If this is the case, talking about your own insecurities will help her to feel more relaxed and less giggly when you have sex. 

Having said that, you say that her personality is generally very bubbly anyway, so perhaps it is that her behaviour in bed is simply reflective of who she is.

She is clearly very different from you, and although people say that “opposites attract”, when it comes to relationships, the reverse may be true. 

People have a tendency to choose partners who are very like them. If one partner prefers early mornings, right-wing politics or eating vegan food, there is a good chance the other partner will too.

For a long time it was thought that married couples grew together and became more like each other. 

However, in 2010 Mikhila Wildey, a psychologist at Michigan State University, disproved this idea with the study ‘Is Spousal Similarity for Personality a Matter of Convergence or Selection?’

This analysed data from 1,296 married couples to assess their personality and behaviour. What Wildey found was not that people became like their partners, rather that they picked partners who were like them in the first place.

However, that’s not the whole story. Although similarity helps, in certain contexts it is better to be different. 

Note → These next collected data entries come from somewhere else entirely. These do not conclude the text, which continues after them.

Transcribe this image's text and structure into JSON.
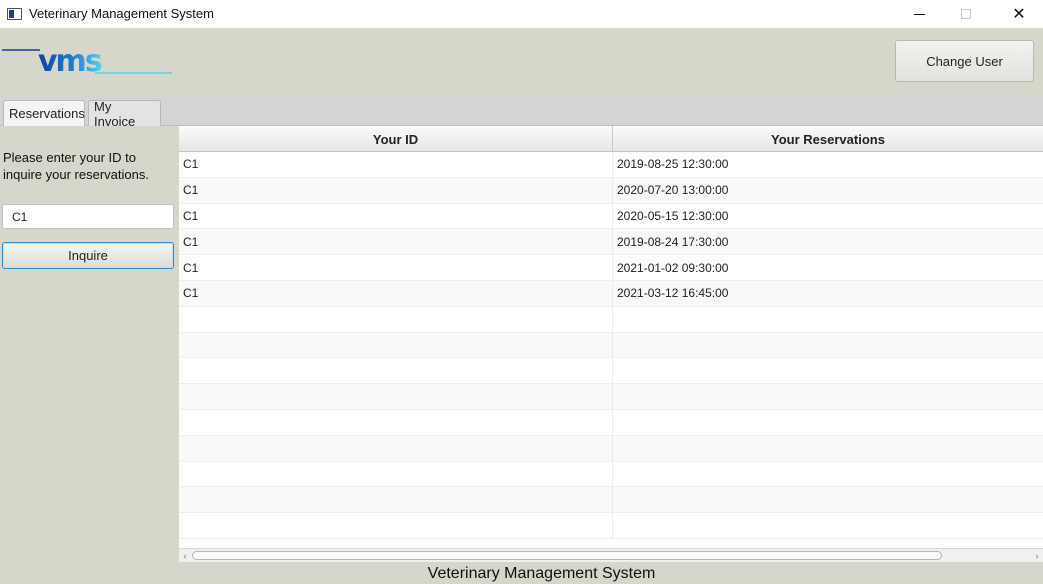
{
  "window": {
    "title": "Veterinary Management System",
    "min_icon": "minimize-icon",
    "max_icon": "maximize-icon",
    "close_icon": "close-icon",
    "close_glyph": "✕"
  },
  "header": {
    "logo_text": "vms",
    "change_user_label": "Change User"
  },
  "tabs": [
    {
      "label": "Reservations",
      "active": true
    },
    {
      "label": "My Invoice",
      "active": false
    }
  ],
  "left_panel": {
    "prompt": "Please enter your ID to inquire your reservations.",
    "id_value": "C1",
    "inquire_label": "Inquire"
  },
  "table": {
    "columns": [
      "Your ID",
      "Your Reservations"
    ],
    "rows": [
      [
        "C1",
        "2019-08-25 12:30:00"
      ],
      [
        "C1",
        "2020-07-20 13:00:00"
      ],
      [
        "C1",
        "2020-05-15 12:30:00"
      ],
      [
        "C1",
        "2019-08-24 17:30:00"
      ],
      [
        "C1",
        "2021-01-02 09:30:00"
      ],
      [
        "C1",
        "2021-03-12 16:45:00"
      ],
      [
        "",
        ""
      ],
      [
        "",
        ""
      ],
      [
        "",
        ""
      ],
      [
        "",
        ""
      ],
      [
        "",
        ""
      ],
      [
        "",
        ""
      ],
      [
        "",
        ""
      ],
      [
        "",
        ""
      ],
      [
        "",
        ""
      ]
    ]
  },
  "scrollbar": {
    "left_arrow": "‹",
    "right_arrow": "›"
  },
  "footer": {
    "text": "Veterinary Management System"
  },
  "colors": {
    "accent_focus": "#2a8ad8",
    "logo_blue": "#1a9fd6",
    "logo_dark": "#143f9e"
  }
}
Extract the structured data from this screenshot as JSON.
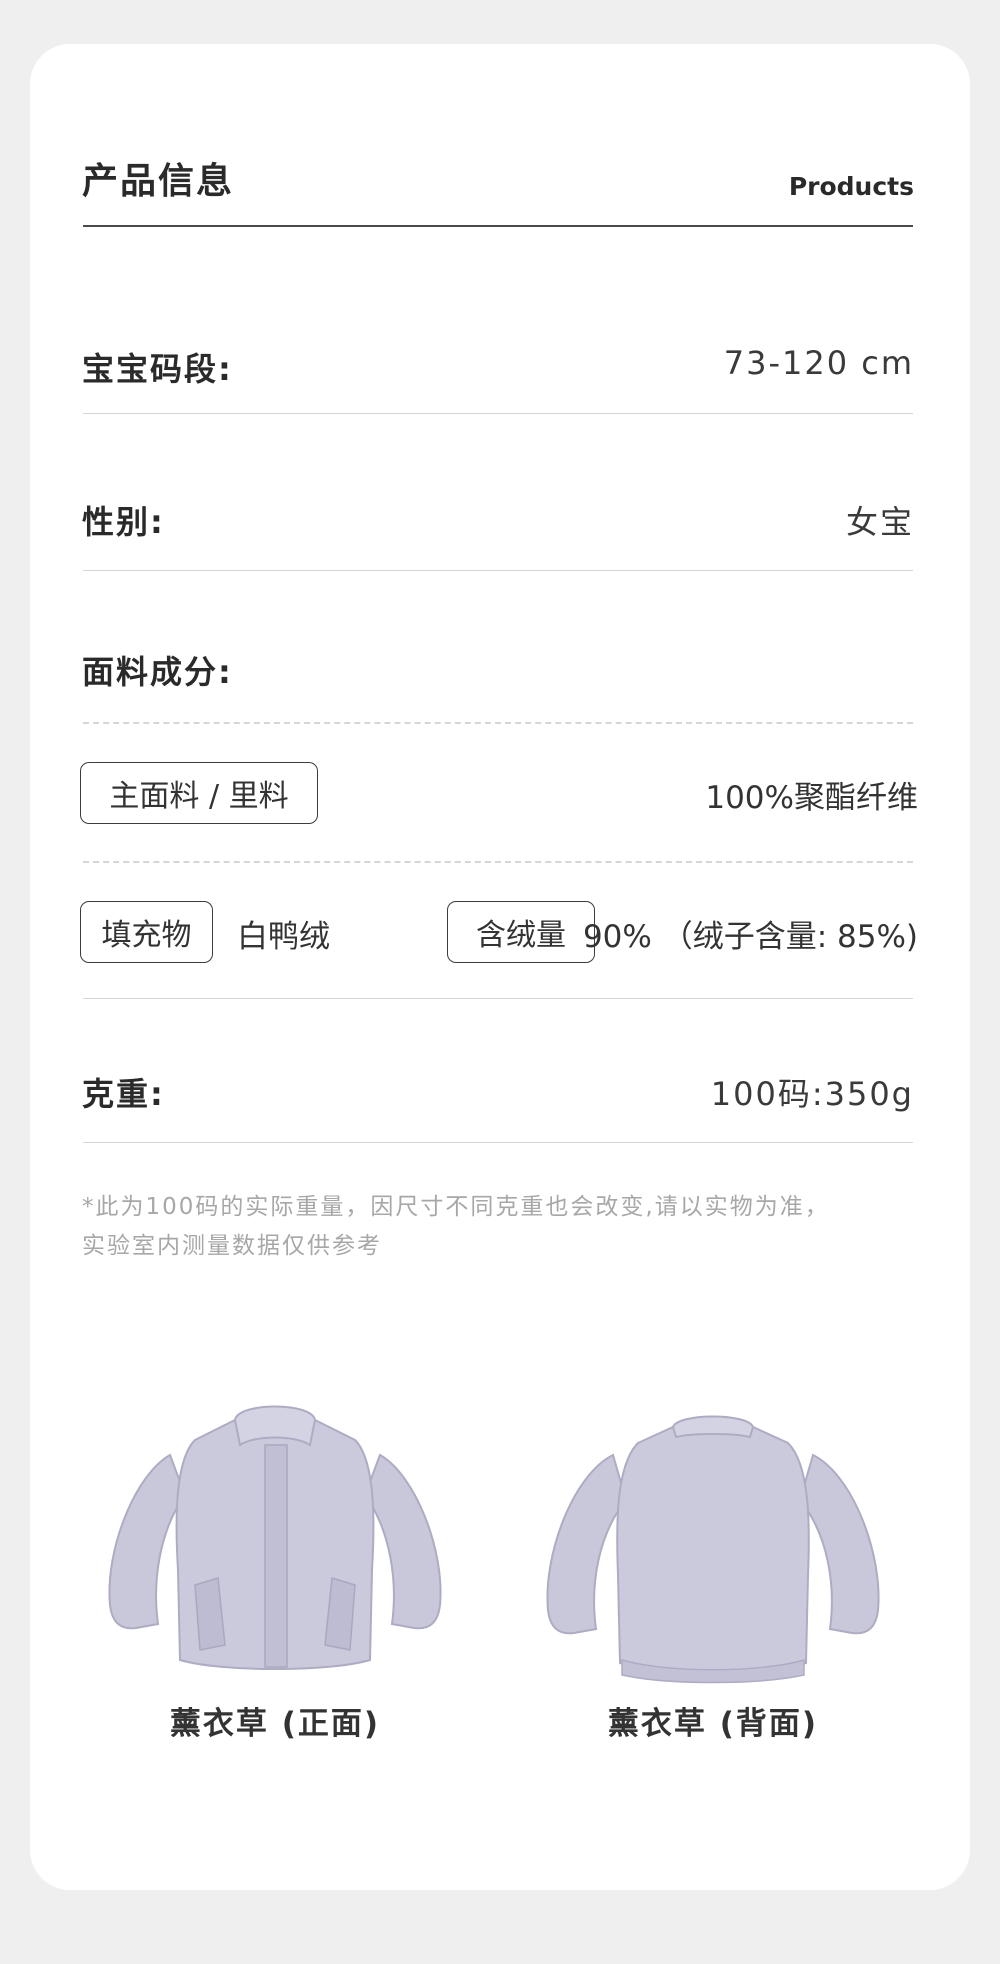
{
  "header": {
    "title": "产品信息",
    "title_en": "Products"
  },
  "rows": {
    "size": {
      "label": "宝宝码段:",
      "value": "73-120 cm"
    },
    "gender": {
      "label": "性别:",
      "value": "女宝"
    },
    "fabric": {
      "label": "面料成分:",
      "main_tag": "主面料 / 里料",
      "main_value": "100%聚酯纤维",
      "fill_tag": "填充物",
      "fill_value": "白鸭绒",
      "down_tag": "含绒量",
      "down_value": "90% （绒子含量: 85%)"
    },
    "weight": {
      "label": "克重:",
      "value": "100码:350g"
    }
  },
  "note": {
    "line1": "*此为100码的实际重量，因尺寸不同克重也会改变,请以实物为准，",
    "line2": "实验室内测量数据仅供参考"
  },
  "products": [
    {
      "name": "薰衣草 (正面)",
      "icon": "jacket-front-image"
    },
    {
      "name": "薰衣草 (背面)",
      "icon": "jacket-back-image"
    }
  ],
  "colors": {
    "jacket": "#c7c6da",
    "jacket_shadow": "#a9a8c0",
    "background": "#efefef"
  }
}
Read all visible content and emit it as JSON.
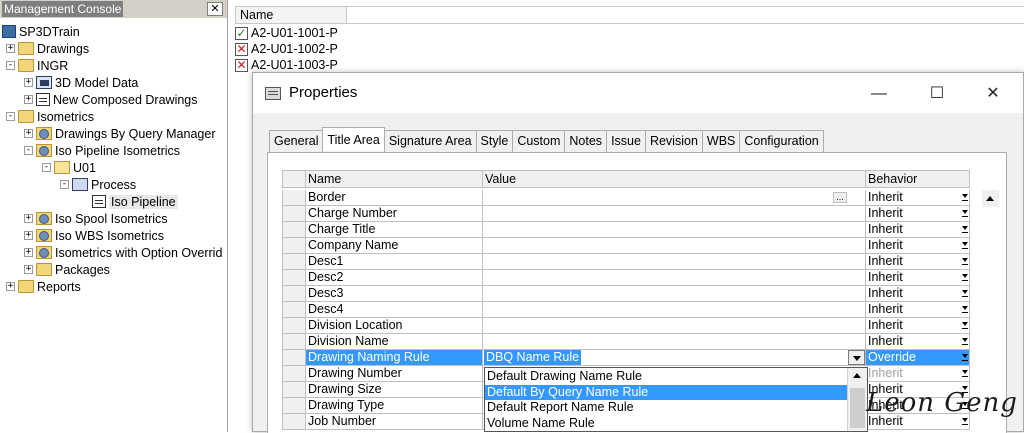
{
  "left_pane": {
    "title": "Management Console",
    "close_glyph": "✕",
    "tree": [
      {
        "label": "SP3DTrain",
        "icon": "train-icon"
      },
      {
        "label": "Drawings",
        "icon": "folder-icon",
        "expander": "+"
      },
      {
        "label": "INGR",
        "icon": "folder-icon",
        "expander": "-"
      },
      {
        "label": "3D Model Data",
        "icon": "database-icon",
        "expander": "+"
      },
      {
        "label": "New Composed Drawings",
        "icon": "document-icon",
        "expander": "+"
      },
      {
        "label": "Isometrics",
        "icon": "folder-icon",
        "expander": "-"
      },
      {
        "label": "Drawings By Query Manager",
        "icon": "gear-folder-icon",
        "expander": "+"
      },
      {
        "label": "Iso Pipeline Isometrics",
        "icon": "gear-folder-icon",
        "expander": "-"
      },
      {
        "label": "U01",
        "icon": "open-folder-icon",
        "expander": "-"
      },
      {
        "label": "Process",
        "icon": "process-icon",
        "expander": "-"
      },
      {
        "label": "Iso Pipeline",
        "icon": "iso-icon"
      },
      {
        "label": "Iso Spool Isometrics",
        "icon": "gear-folder-icon",
        "expander": "+"
      },
      {
        "label": "Iso WBS Isometrics",
        "icon": "gear-folder-icon",
        "expander": "+"
      },
      {
        "label": "Isometrics with Option Overrid",
        "icon": "gear-folder-icon",
        "expander": "+"
      },
      {
        "label": "Packages",
        "icon": "folder-icon",
        "expander": "+"
      },
      {
        "label": "Reports",
        "icon": "folder-icon",
        "expander": "+"
      }
    ]
  },
  "list": {
    "header": "Name",
    "rows": [
      {
        "label": "A2-U01-1001-P",
        "status": "check"
      },
      {
        "label": "A2-U01-1002-P",
        "status": "x"
      },
      {
        "label": "A2-U01-1003-P",
        "status": "x"
      }
    ]
  },
  "dialog": {
    "title": "Properties",
    "minimize": "—",
    "maximize": "☐",
    "close": "✕",
    "tabs": [
      "General",
      "Title Area",
      "Signature Area",
      "Style",
      "Custom",
      "Notes",
      "Issue",
      "Revision",
      "WBS",
      "Configuration"
    ],
    "active_tab": "Title Area",
    "grid": {
      "headers": {
        "name": "Name",
        "value": "Value",
        "behavior": "Behavior"
      },
      "rows": [
        {
          "name": "Border",
          "value": "",
          "behavior": "Inherit",
          "ellipsis": "..."
        },
        {
          "name": "Charge Number",
          "value": "",
          "behavior": "Inherit"
        },
        {
          "name": "Charge Title",
          "value": "",
          "behavior": "Inherit"
        },
        {
          "name": "Company Name",
          "value": "",
          "behavior": "Inherit"
        },
        {
          "name": "Desc1",
          "value": "",
          "behavior": "Inherit"
        },
        {
          "name": "Desc2",
          "value": "",
          "behavior": "Inherit"
        },
        {
          "name": "Desc3",
          "value": "",
          "behavior": "Inherit"
        },
        {
          "name": "Desc4",
          "value": "",
          "behavior": "Inherit"
        },
        {
          "name": "Division Location",
          "value": "",
          "behavior": "Inherit"
        },
        {
          "name": "Division Name",
          "value": "",
          "behavior": "Inherit"
        },
        {
          "name": "Drawing Naming Rule",
          "value": "DBQ Name Rule",
          "behavior": "Override",
          "selected": true
        },
        {
          "name": "Drawing Number",
          "value": "",
          "behavior": "Inherit",
          "dim": true
        },
        {
          "name": "Drawing Size",
          "value": "",
          "behavior": "Inherit"
        },
        {
          "name": "Drawing Type",
          "value": "",
          "behavior": "Inherit"
        },
        {
          "name": "Job Number",
          "value": "",
          "behavior": "Inherit"
        }
      ]
    },
    "dropdown_options": [
      {
        "label": "Default Drawing Name Rule",
        "highlighted": false
      },
      {
        "label": "Default By Query Name Rule",
        "highlighted": true
      },
      {
        "label": "Default Report Name Rule",
        "highlighted": false
      },
      {
        "label": "Volume Name Rule",
        "highlighted": false
      }
    ]
  },
  "watermark": "Leon Geng"
}
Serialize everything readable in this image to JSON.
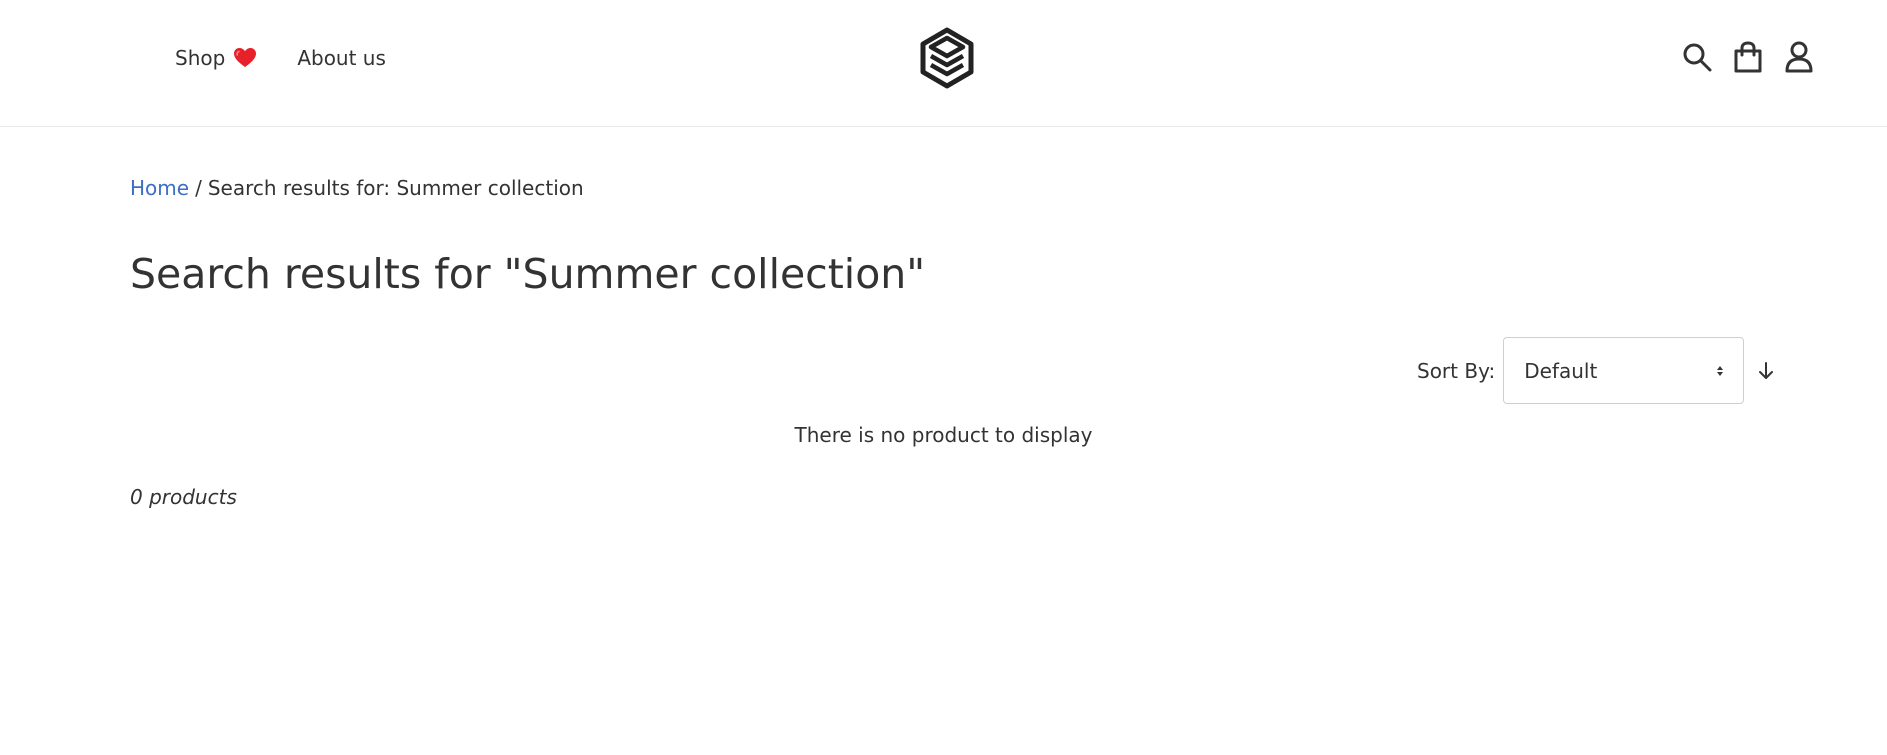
{
  "header": {
    "nav": [
      {
        "label": "Shop",
        "icon": "heart-icon"
      },
      {
        "label": "About us"
      }
    ],
    "logo_icon": "layers-hexagon-logo",
    "icons": [
      "search-icon",
      "shopping-bag-icon",
      "user-icon"
    ],
    "heart_color": "#e8202a"
  },
  "breadcrumb": {
    "home": "Home",
    "separator": "/",
    "current": "Search results for: Summer collection"
  },
  "page_title": "Search results for \"Summer collection\"",
  "sort": {
    "label": "Sort By:",
    "selected": "Default",
    "direction_icon": "arrow-down-icon"
  },
  "empty_message": "There is no product to display",
  "product_count": "0 products",
  "colors": {
    "link": "#3a6fc4",
    "text": "#333333"
  }
}
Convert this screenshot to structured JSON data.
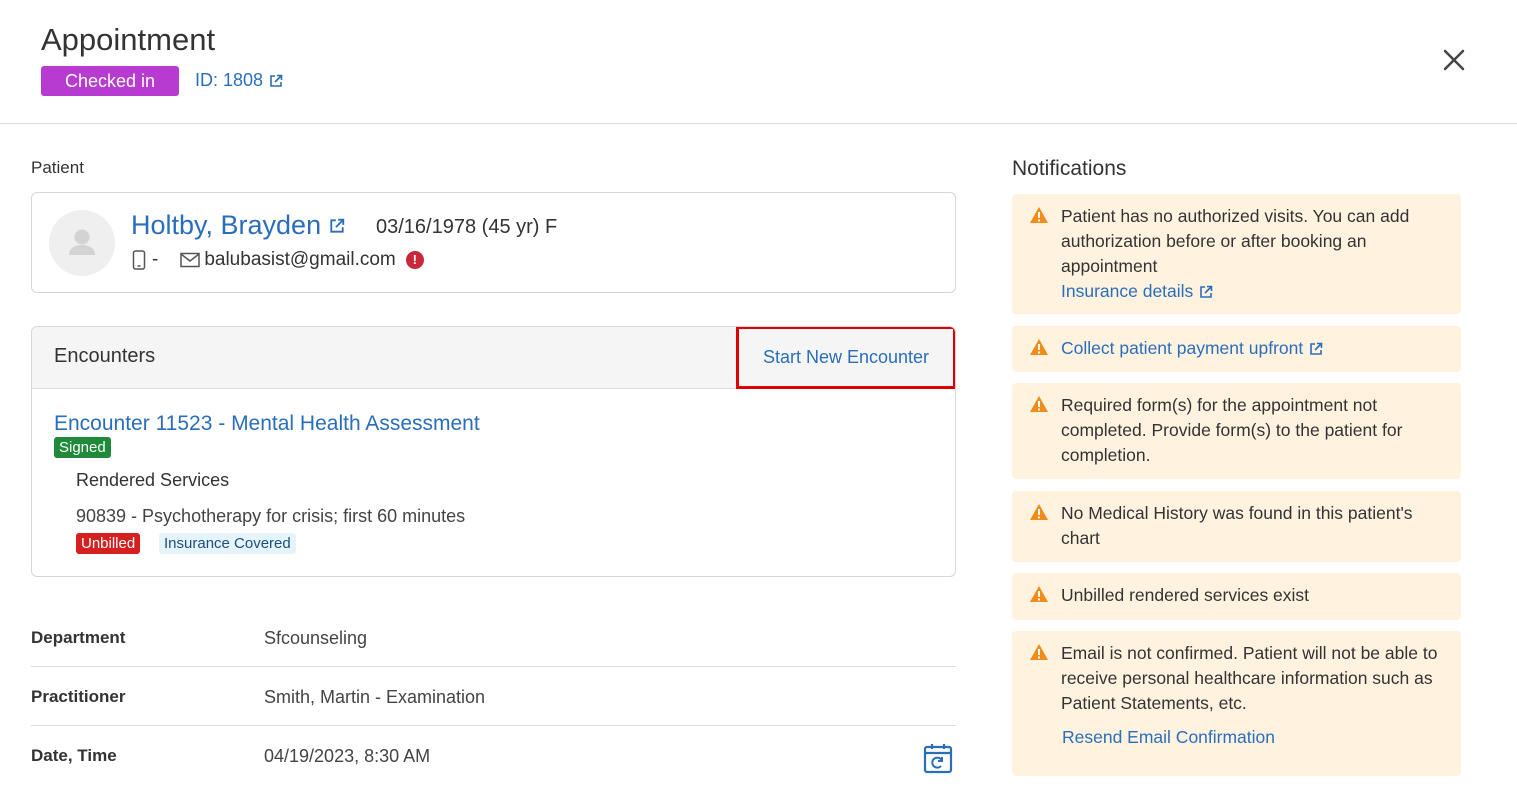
{
  "header": {
    "title": "Appointment",
    "status": "Checked in",
    "appointment_id": "ID: 1808"
  },
  "patient": {
    "section_label": "Patient",
    "name": "Holtby, Brayden",
    "dob_age_sex": "03/16/1978 (45 yr) F",
    "phone": "-",
    "email": "balubasist@gmail.com",
    "email_warning": "!"
  },
  "encounters": {
    "title": "Encounters",
    "new_button": "Start New Encounter",
    "items": [
      {
        "link": "Encounter 11523 - Mental Health Assessment",
        "status": "Signed",
        "rendered_label": "Rendered Services",
        "service": "90839 - Psychotherapy for crisis; first 60 minutes",
        "billing_badge": "Unbilled",
        "coverage_badge": "Insurance Covered"
      }
    ]
  },
  "details": [
    {
      "label": "Department",
      "value": "Sfcounseling"
    },
    {
      "label": "Practitioner",
      "value": "Smith, Martin - Examination"
    },
    {
      "label": "Date, Time",
      "value": "04/19/2023, 8:30 AM"
    }
  ],
  "notifications": {
    "title": "Notifications",
    "items": [
      {
        "text": "Patient has no authorized visits. You can add authorization before or after booking an appointment",
        "link": "Insurance details"
      },
      {
        "link": "Collect patient payment upfront"
      },
      {
        "text": "Required form(s) for the appointment not completed. Provide form(s) to the patient for completion."
      },
      {
        "text": "No Medical History was found in this patient's chart"
      },
      {
        "text": "Unbilled rendered services exist"
      },
      {
        "text": "Email is not confirmed. Patient will not be able to receive personal healthcare information such as Patient Statements, etc.",
        "link": "Resend Email Confirmation"
      }
    ]
  },
  "colors": {
    "accent_link": "#2a6ebb",
    "status_checked_in": "#b83bd1",
    "signed": "#1e8a3a",
    "unbilled": "#d61f1f",
    "notification_bg": "#fff3e0",
    "warning_icon": "#f08c1a",
    "highlight_box": "#e00000"
  },
  "icons": {
    "close": "close-icon",
    "external_link": "external-link-icon",
    "phone": "phone-icon",
    "email": "mail-icon",
    "warning": "warning-triangle-icon",
    "calendar_refresh": "calendar-refresh-icon",
    "avatar": "user-avatar-icon"
  }
}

Sex File: Sex doesn’t have to be taken too seriously

Research by Manon van Scheppingen, an expert in developmental psychology, has found that the benefits of similarity vary depending on the trait in question. For example, if one partner is very extroverted, it is often better if the other partner is less so. 

Similarly, if one partner is very disorganised, it is better for the relationship if the other partner is highly conscientious. 

Openness, however, is one trait where similarity is important, Scheppingen found. This makes sense because couples who can be open with each other tend to find it easier to share problems and support each other emotionally.

By the sound of it, your new girlfriend is lovely, open and communicative, and has many qualities required for a successful and satisfying sexual relationship. 

Perhaps, instead of trying to get her to tone down her light-heartedness, you ought to think about lightening up? 

It is early days, but the fact that your relationship is serious doesn’t mean that sex has to be.